The two BATT (−) or ground connections shall be connected to the same point in the vehicle to avoid ground loops.

Ignition Detection Connection

The connection to the ignition circuit of the automobile is through the main harness and the power extension harness. A single wire tap is provided for connection to this circuit. The ignition sense line is connected to a line in the vehicle that is hot when running or with accessory on. It shall be off when the ignition switch is in the off position.

Brake Detection Connection

The connection to the brake switch is through the main harness and the signal harness extension. The brake switch input is made to the brake switch in the car.

Alarm Detection Connection

The alarm input is connected to the VLD through the main harness and the signal harness extension.
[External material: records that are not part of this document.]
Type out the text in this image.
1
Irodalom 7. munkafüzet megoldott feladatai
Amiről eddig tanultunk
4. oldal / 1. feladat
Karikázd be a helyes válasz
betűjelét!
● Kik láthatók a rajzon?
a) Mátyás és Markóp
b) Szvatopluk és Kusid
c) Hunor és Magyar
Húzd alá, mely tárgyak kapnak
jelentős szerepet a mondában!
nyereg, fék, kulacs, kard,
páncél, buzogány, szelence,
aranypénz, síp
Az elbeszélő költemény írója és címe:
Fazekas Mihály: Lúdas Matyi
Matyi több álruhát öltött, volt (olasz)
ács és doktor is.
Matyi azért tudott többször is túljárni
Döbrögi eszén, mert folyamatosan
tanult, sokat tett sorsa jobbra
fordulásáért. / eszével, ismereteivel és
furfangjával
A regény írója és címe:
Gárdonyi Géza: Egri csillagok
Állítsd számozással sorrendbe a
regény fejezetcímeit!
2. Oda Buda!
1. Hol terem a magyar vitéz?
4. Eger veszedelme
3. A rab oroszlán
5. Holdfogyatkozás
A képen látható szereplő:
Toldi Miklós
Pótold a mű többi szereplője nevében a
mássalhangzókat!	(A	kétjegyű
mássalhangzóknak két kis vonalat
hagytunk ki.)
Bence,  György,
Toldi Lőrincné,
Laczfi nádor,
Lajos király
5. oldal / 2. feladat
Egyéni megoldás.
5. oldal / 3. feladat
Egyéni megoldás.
The connection of the alarm system input is made to an output signal from the alarm system.

Controller Area Network Connection

The CAN bus is connected to the VLD through the main harness and the CAN extension harness. The connector for the CAN interface is TBD.

The CAN interface is connected to the vehicle's OEM CAN data bus from a tap in the data bus harness.

RF Connections and Antennas

The antenna systems for the modem and the GPS modules connect to these parts via RF connectors and harness assemblies.

The antennas for the GPS and the Modem modules are conventional items. The configuration can be selected to suit various mounting configurations and positions.

There are several GPS antennas on the market that incorporate part or all of the actual GPS circuitry. These are known as active antennas and have the advantage in that the harness interconnecting the antenna to the main module is a data cable rather than a delicate RF coaxial cable. The RF cable is restrictive in that more than a few interconnections will degrade the signal of the GPS antenna and thus the sensitivity of the unit.

Small coaxial types of connectors are used to connect the RF cables to the GPS receiver module.

The Modem antenna is a small whip antenna that can be mounted in a variety of positions in or outside of the vehicle. It is connected to the main module through an RF coaxial cable.

Small coaxial types of connectors are used to connect the RF cables to the Modem module.

Speed Sensor

The speed sensor may be installed at a wheel position, it may be interfaced into a speedometer cable, or it may be integrated into the transmission housing, picking up the signal from the drive pinion gear. Those skilled in the art will recognise several more techniques normally employed to detect vehicle speed.

Dead Reckoning Module

The Dead Reckoning module is connected to the base module through an independent connector/harness. The unit is independent so that the connector may be blocked off when not utilised. If the DR module incorporates the compass technology, it will be installed into the vehicle where it is away from stray magnetic fields and influences of the vehicle's iron content as much as possible.

Gyro technology DR units are not restrictive as to mounting locations.

Claims

1) A method of determining the location and status of a subject upon the occurrence of a trigger event comprising:

1) activating a sensor to a predetermined level corresponding to a class of event upon the occurrence of an event;

2) transmitting an event signal to a central station indicating the class of event;

3) monitoring for acknowledgement of receipt of signal;

4) receiving acknowledgement signal, or retransmitting event signal;

5) upon receipt of acknowledgement signal, entering a monitor mode.

2) A method as claimed in claim 1, wherein said monitor mode comprises at least monitoring subject acceleration, and collision notification sensors.

3) A vehicle location device comprising a core processor equipped with a waterfall memory and a communication interface, sensors including a compass, an accelerometer, an ignition circuit sensor and a speed sensor, a GPS receiver and a data modem, wherein said data modem is adapted to transmit position and status information received from said GPS and said sensors, and said memory is adapted to store sensed data on a continuous basis for real time or delayed monitoring as desired.